The Roberts-led U.S. Supreme Court’s intervention is even worse. Legal scholars have overwhelmingly condemned Monday’s decision prohibiting extending the time Wisconsin voters could return their absentee ballots (including in situations where voters have not even received their ballot by today). But the decision was just one of many outrageous ones handed down over the past few decades to make it harder for Americans to exercise their right to vote. In nearly 20 years’ worth of decisions, including Bush v. Gore, Shelby County v. Holder and Husted v. A. Philip Randolph Institute, Republican-appointed justices have consistently made it easier for Republicans to win elections by suppressing the vote and undermining our democracy.

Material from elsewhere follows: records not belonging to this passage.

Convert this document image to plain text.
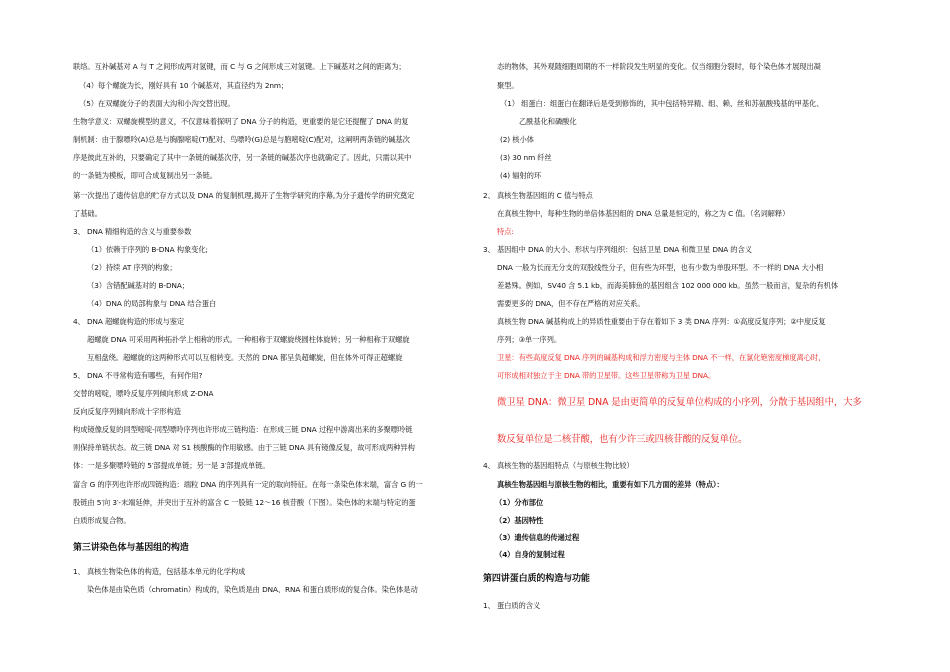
联络。互补碱基对 A 与 T 之间形成两对氢键，而 C 与 G 之间形成三对氢键。上下碱基对之间的距离为；
（4）每个螺旋为长，刚好具有 10 个碱基对，其直径约为 2nm；
（5）在双螺旋分子的表面大沟和小沟交替出现。
生物学意义：双螺旋模型的意义，不仅意味着探明了 DNA 分子的构造，更重要的是它还提醒了 DNA 的复
制机制：由于腺嘌呤(A)总是与胸腺嘧啶(T)配对、鸟嘌呤(G)总是与胞嘧啶(C)配对，这阐明两条链的碱基次
序是彼此互补的，只要确定了其中一条链的碱基次序，另一条链的碱基次序也就确定了。因此，只需以其中
的一条链为模板，即可合成复制出另一条链。
第一次提出了遗传信息的贮存方式以及 DNA 的复制机理,揭开了生物学研究的序幕,为分子遗传学的研究奠定
了基础。
3、 DNA 精细构造的含义与重要参数
（1）依赖于序列的 B-DNA 构象变化;
（2）持续 AT 序列的构象；
（3）含错配碱基对的 B-DNA；
（4）DNA 的局部构象与 DNA 结合蛋白
4、 DNA 超螺旋构造的形成与鉴定
超螺旋 DNA 可采用两种拓扑学上相称的形式。一种相称于双螺旋绕圆柱体旋转；另一种相称于双螺旋
互相盘绕。超螺旋的这两种形式可以互相转变。天然的 DNA 都呈负超螺旋，但在体外可得正超螺旋
5、 DNA 不寻常构造有哪些，有何作用?
交替的嘧啶，嘌呤反复序列倾向形成 Z-DNA
反向反复序列倾向形成十字形构造
构成镜像反复的同型嘧啶-同型嘌呤序列也许形成三链构造：在形成三链 DNA 过程中游离出来的多聚嘌呤链
则保持单链状态。故三链 DNA 对 S1 核酸酶的作用敏感。由于三链 DNA 具有镜像反复，故可形成两种异构
体：一是多聚嘌呤链的 5′部提成单链；另一是 3′部提成单链。
富含 G 的序列也许形成四链构造：端粒 DNA 的序列具有一定的取向特征。在每一条染色体末端，富含 G 的一
股链由 5′向 3′-末端延伸，并突出于互补的富含 C 一股链 12～16 核苷酸（下图）。染色体的末端与特定的蛋
白质形成复合物。
第三讲染色体与基因组的构造
1、 真核生物染色体的构造，包括基本单元的化学构成
染色体是由染色质（chromatin）构成的，染色质是由 DNA、RNA 和蛋白质形成的复合体。染色体是动
态的物体，其外观随细胞周期的不一样阶段发生明显的变化。仅当细胞分裂时，每个染色体才展现出凝
聚型。
（1） 组蛋白：组蛋白在翻译后是受到修饰的，其中包括特异精、组、赖、丝和苏氨酸残基的甲基化、
乙酰基化和磷酸化
(2) 核小体
(3) 30 nm 纤丝
(4) 辐射的环
2、 真核生物基因组的 C 值与特点
在真核生物中，每种生物的单倍体基因组的 DNA 总量是恒定的，称之为 C 值。（名词解释）
特点:
3、 基因组中 DNA 的大小、形状与序列组织：包括卫星 DNA 和微卫星 DNA 的含义
DNA 一般为长而无分支的双股线性分子，但有些为环型，也有少数为单股环型。不一样的 DNA 大小相
差悬殊。例如，SV40 含 5.1 kb，而海美肺鱼的基因组含 102 000 000 kb。虽然一般而言，复杂的有机体
需要更多的 DNA，但不存在严格的对应关系。
真核生物 DNA 碱基构成上的异质性重要由于存在着如下 3 类 DNA 序列：①高度反复序列；②中度反复
序列；③单一序列。
卫星：有些高度反复 DNA 序列的碱基构成和浮力密度与主体 DNA 不一样，在氯化铯密度梯度离心时，
可形成相对独立于主 DNA 带的卫星带。这些卫星带称为卫星 DNA。
微卫星 DNA：微卫星 DNA 是由更简单的反复单位构成的小序列，分散于基因组中，大多
数反复单位是二核苷酸，也有少许三或四核苷酸的反复单位。
4、 真核生物的基因组特点（与原核生物比较）
真核生物基因组与原核生物的相比，重要有如下几方面的差异（特点）：
（1）分布部位
（2）基因特性
（3）遗传信息的传递过程
（4）自身的复制过程
第四讲蛋白质的构造与功能
1、 蛋白质的含义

Worse yet, as Alliance for Justice has documented, Trump and Republicans continue to nominate and confirm scores of judges to the lower federal courts that have a history of fighting to disenfranchise others, that have advocated for racist gerrymandering, strongly supporting gutting the Voting Rights Act, and defended laws that disproportionately disenfranchise voters of color.

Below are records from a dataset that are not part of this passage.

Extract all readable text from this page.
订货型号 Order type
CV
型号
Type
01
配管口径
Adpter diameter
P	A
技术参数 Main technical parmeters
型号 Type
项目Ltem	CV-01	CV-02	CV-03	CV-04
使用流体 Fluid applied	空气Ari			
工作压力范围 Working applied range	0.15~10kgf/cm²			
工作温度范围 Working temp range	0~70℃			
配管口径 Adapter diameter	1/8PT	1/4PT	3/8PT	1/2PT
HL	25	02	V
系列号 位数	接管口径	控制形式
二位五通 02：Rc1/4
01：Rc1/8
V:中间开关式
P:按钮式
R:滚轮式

Make no mistake, Donald Trump and Republicans will do everything they can in November to use the pandemic and health crisis to cynically further erode our democracy and desperately cling to power. They are doing all they can rig the system to keep themselves in charge long after a majority has repudiated them. In fact, Trump and other Republican officials have already made clear they do not want to make it easy for people to vote in November given the health crisis we face. Trump recently said “you’d never have a Republican elected in this country again” if voting access is expanded, claims he’s since tripled down on in the context of voting by mail. Georgia’ House speaker said easier absentee voting “would be devastating to Republicans.” And, when there are disputes over voting rights before the November elections, Republicans are certainly counting on their appointed judges to be on their side like they were Monday.

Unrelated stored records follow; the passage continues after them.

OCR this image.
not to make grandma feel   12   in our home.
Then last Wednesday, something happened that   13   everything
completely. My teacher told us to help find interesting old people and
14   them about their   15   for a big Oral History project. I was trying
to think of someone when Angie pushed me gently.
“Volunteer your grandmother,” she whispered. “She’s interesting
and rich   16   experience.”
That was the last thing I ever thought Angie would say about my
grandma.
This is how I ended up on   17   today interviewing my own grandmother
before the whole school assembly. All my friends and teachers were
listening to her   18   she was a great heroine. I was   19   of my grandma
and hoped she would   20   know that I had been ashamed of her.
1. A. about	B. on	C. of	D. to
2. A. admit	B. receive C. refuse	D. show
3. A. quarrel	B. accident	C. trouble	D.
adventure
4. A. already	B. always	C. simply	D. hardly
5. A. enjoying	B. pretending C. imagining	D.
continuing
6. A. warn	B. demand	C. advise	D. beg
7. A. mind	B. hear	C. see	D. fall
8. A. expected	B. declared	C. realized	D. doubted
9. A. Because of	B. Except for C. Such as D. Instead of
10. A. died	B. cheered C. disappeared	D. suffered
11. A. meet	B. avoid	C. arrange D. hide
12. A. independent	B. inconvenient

So, because of Republicans legislators and Republican judges, voters Tuesday had to choose between their health and exercising one of their most precious rights, the right to vote. It used to be “live free or die” — now, for some, it may be “live free and die.” And while it is heartening to see images of citizens in my home city standing in line for hours — many with masks — to vote, they never should’ve been in this position. These are brave patriots, unlike the cynical, cowardly, and dangerous Republicans in the statehouse and on our benches.
As I wrote above, I am despondent. But, looking at pictures from Milwaukee, I am reminded that all of us who have seen better times must remain vigilant. Every Democrat must put our democracy, voting rights, and who sits on our courts at the top of their agenda. While the citizens of Milwaukee and Wisconsin should be applauded for their bravery, no other American should be forced to put their lives at risk in order to vote.